The first performance in Dublin of The Juliet Letters at the Gate Theatre last night was both a delight and an eye-opener; this musical collaboration between rock star Elvis Costello and classical rebels The Brodsky Quartet explored new avenues of song writing hitherto only briefly in visited Costello's previous pop outings. While not daring to imply that the forthcoming album will be equal to, or better than, Costello's greatest rock recordings, it will certainly offer the listener some superb new compositions and a chance to hear the best of modern chamber music.
Although this was ostensibly a classical recital, there was room for irreverence, and Costello encouraged this with many flicks of the eyebrow and some hilarious lyrics. "I Almost Had A Weakness," for instance, sent the audience wild with laughter and drew exuberant applause.
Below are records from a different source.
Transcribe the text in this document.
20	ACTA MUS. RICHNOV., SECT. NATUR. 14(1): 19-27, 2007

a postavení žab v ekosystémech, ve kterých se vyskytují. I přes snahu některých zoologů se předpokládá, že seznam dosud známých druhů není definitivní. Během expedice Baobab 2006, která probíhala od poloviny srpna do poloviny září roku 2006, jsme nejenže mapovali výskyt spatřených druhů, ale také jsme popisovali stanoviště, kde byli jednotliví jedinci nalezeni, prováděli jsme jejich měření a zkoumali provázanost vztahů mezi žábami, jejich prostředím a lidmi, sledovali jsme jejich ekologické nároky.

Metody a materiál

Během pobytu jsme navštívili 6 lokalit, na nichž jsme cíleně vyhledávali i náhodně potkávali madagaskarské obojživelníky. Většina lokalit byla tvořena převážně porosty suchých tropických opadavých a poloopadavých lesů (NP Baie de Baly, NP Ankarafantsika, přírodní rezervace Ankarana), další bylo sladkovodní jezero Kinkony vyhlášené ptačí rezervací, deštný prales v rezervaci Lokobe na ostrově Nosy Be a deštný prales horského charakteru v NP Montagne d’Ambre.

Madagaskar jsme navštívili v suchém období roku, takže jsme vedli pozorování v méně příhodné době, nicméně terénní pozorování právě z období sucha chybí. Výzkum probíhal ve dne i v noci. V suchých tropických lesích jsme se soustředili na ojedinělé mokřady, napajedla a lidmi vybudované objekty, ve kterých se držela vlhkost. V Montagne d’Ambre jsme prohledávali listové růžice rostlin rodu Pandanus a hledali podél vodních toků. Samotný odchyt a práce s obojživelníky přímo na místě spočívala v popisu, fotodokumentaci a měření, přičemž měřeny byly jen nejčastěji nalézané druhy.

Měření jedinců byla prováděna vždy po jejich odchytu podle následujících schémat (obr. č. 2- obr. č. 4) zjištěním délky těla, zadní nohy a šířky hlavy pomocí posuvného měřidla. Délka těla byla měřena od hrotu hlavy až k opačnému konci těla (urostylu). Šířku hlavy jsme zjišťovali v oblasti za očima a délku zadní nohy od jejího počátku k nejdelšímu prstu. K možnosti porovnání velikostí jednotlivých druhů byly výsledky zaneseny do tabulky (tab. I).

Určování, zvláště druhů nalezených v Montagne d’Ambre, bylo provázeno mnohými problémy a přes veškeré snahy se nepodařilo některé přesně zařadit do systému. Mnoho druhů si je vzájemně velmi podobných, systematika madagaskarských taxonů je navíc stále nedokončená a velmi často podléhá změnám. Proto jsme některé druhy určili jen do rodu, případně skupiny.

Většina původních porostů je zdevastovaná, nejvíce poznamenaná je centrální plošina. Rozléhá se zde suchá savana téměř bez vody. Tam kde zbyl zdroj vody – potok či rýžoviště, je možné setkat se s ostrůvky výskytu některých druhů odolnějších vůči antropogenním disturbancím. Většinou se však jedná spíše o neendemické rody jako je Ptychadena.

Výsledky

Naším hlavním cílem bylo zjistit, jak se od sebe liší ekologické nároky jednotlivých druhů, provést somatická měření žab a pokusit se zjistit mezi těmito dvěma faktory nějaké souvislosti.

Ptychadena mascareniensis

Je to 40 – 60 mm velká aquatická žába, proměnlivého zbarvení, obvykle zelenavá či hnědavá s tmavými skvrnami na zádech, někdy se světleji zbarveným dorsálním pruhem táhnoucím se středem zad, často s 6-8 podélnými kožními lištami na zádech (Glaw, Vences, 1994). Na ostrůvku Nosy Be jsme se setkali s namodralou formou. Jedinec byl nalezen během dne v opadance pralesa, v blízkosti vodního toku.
Other songs like "Romeo's Seance" relied on clever and atmospheric accompaniment for their humour, thus avoiding the trap of insulting the listener's intelligence. The Quartet had the uncanny ability of telling a joke with their bows and hitting the punchline with a musical flourish.
Costello sang in the style of Costello, reading the works in his recognisable dry, ironic tone,though he did stretch his range in many places, just about reaching the required notes. Most of the songs, though, were far from sardonic, and Costello managed us to plumb depths of feeling you wouldn't think possible with his limited voice. "The Letter Home" evoked a feeling of resigned emptiness, while "Taking My Life In Your Hand," produced a volatile mix of hope and despair. Costello couldn't help inserting the odd political comment, a debunking of last spring's British elections and "I Thought I'd Write To Juliet" the climactic set-piece that included a harrowing message from a young woman sent to war with nothing but a gas mask and some photographs.
When the performance ended and all the curtain-call on had been made, nothing less than an encore would satisfy the audience, and Costello duly obliged, though he declined a request to sing "Oliver's Army." All in all, this was a triumph of worth over worthiness, and both pop music and classical music were well served by this interesting and unusual performance.